MP To Receive Water Petition At Jackalas 1 Kgotla

  • Water crisis goes back 10 years
  • Former MP lost elections on the chronic crisis

TLOTLO KEBINAKGABO

The people of Jackalas No. 1 will deliver a petition demanding improved water supply in their village to the government on Thursday this week. The petition, which is the culmination of a problem that goes back 10 years, will be received by the MP for Tati West, Simon Mavange. Information reaching this publication is that the villagers will use a Kgotla meeting which will be addressed by Mavange for the purpose.

“The situation in our village is sad and very dire,” said the Chairperson of the local Vision 2036 Committee, Boikhutso Mphinyane in an interview with this publication yesterday (Monday). “Water is a basic human need but we do not have clean water to drink. Things like bathing have become a luxury. Students cannot even concentrate on their studies because their eating and bathing schedules are affected the shortage of water shortages.”

Mphinyane said they have decided to petition the government because they had engaged Water Utilities Corporation in vain. “And if nothing happens after this petition, we will go straight to the Office of the President,” he said.

He described as a disturbing factor the fact that the village did not experience such water shortages under the defunct Department of Water Affairs. The MP said he is aware of the situation and promised a solution. “Our short-term solution has been delivering water through water bowsers but we are now going to roll out the Ntimbale water project,” he added. “The World Bank has released money for that project.”

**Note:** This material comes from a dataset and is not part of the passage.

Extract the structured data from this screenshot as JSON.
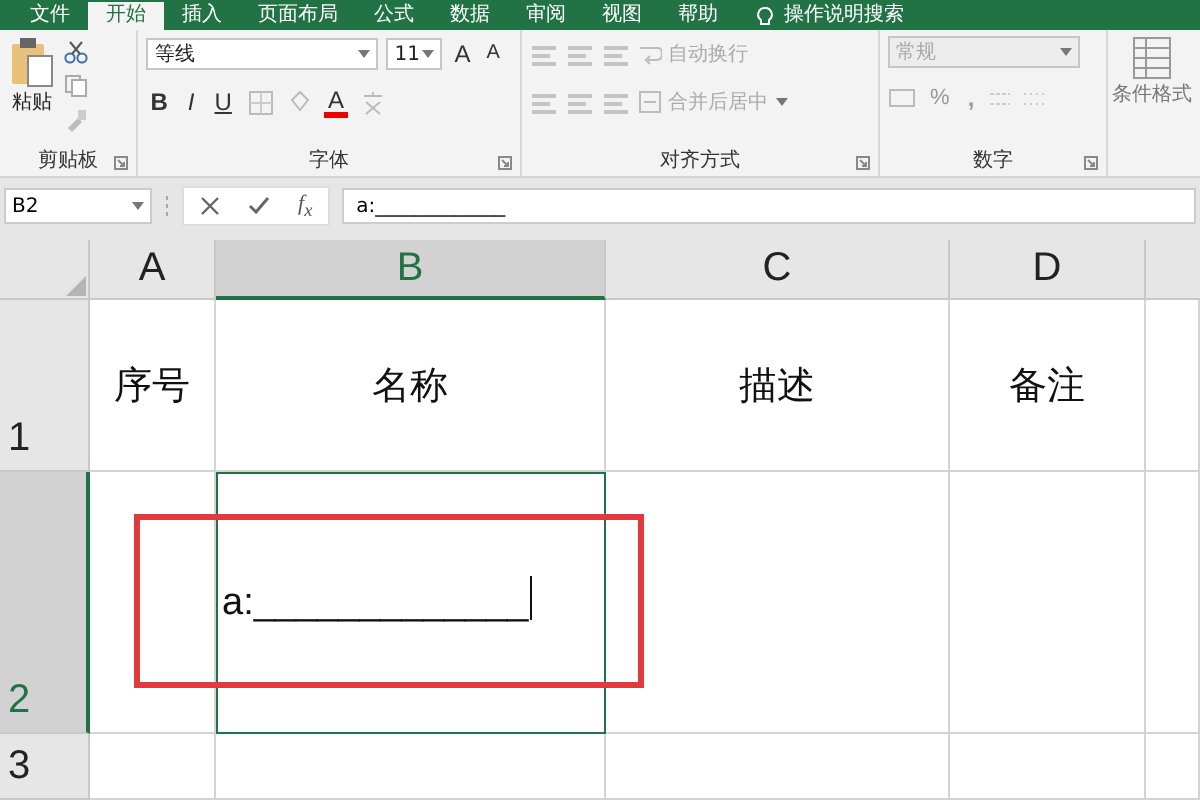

Shortage of water in Jackalas No. 1 is a chronic issue. The former MP for Tati West, Biggie Butale, told a local newspaper in March last year that a tender to expand water infrastructure in the area was out. “The hope is for the project to commence in April (2019),” Butale said at the time. A year later nothing of the sort has happened.

Butale, who lost elections in the constituency mainly because of this very problem, at the time claimed that P200 million from the World Bank had been earmarked for improving water infrastructure in the area.

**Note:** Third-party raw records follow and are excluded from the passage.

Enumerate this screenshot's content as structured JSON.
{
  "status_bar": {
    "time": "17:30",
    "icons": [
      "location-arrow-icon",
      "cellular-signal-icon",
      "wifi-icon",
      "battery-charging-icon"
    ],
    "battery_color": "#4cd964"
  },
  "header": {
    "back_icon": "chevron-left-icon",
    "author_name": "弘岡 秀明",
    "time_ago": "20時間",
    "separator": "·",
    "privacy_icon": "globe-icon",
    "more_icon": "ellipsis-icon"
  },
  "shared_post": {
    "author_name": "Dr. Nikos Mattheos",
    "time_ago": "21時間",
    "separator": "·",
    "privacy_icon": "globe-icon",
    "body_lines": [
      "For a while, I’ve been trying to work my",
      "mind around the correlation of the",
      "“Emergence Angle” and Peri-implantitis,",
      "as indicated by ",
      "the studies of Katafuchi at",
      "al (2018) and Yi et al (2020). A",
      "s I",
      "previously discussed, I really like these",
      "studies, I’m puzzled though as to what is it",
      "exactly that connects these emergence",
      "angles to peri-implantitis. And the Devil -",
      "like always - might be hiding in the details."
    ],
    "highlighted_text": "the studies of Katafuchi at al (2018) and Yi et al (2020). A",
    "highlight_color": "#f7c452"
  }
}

The Botswana Gazette has established that the World Bank approved a $145.5 million (P150 billion) for Botswana in March 2017 for the Emergency Water Security and Efficiency Project.  P220 million of this was to finance the upgrading of water infrastructure in the North East and Tutume Sub District.

“This investment is to improve efficiency and reliability of water supply for about 181,000 beneficiaries in 52 villages. The North East Water Supply Scheme in recent years experienced acute water shortages. The villages are supplied by surface water from Ntimbale Dam and groundwater from Maitengwe wellfield. To increase supply, the pumping capacity from Ntimbale Dam will be increased from 7,000 m3/day to 14,000 m3/d,”a 2017 report by the World Bank says.

Mavange is the second legislator to say a project tender has been issued but would not provide details as to who won the tender and when it was it floated.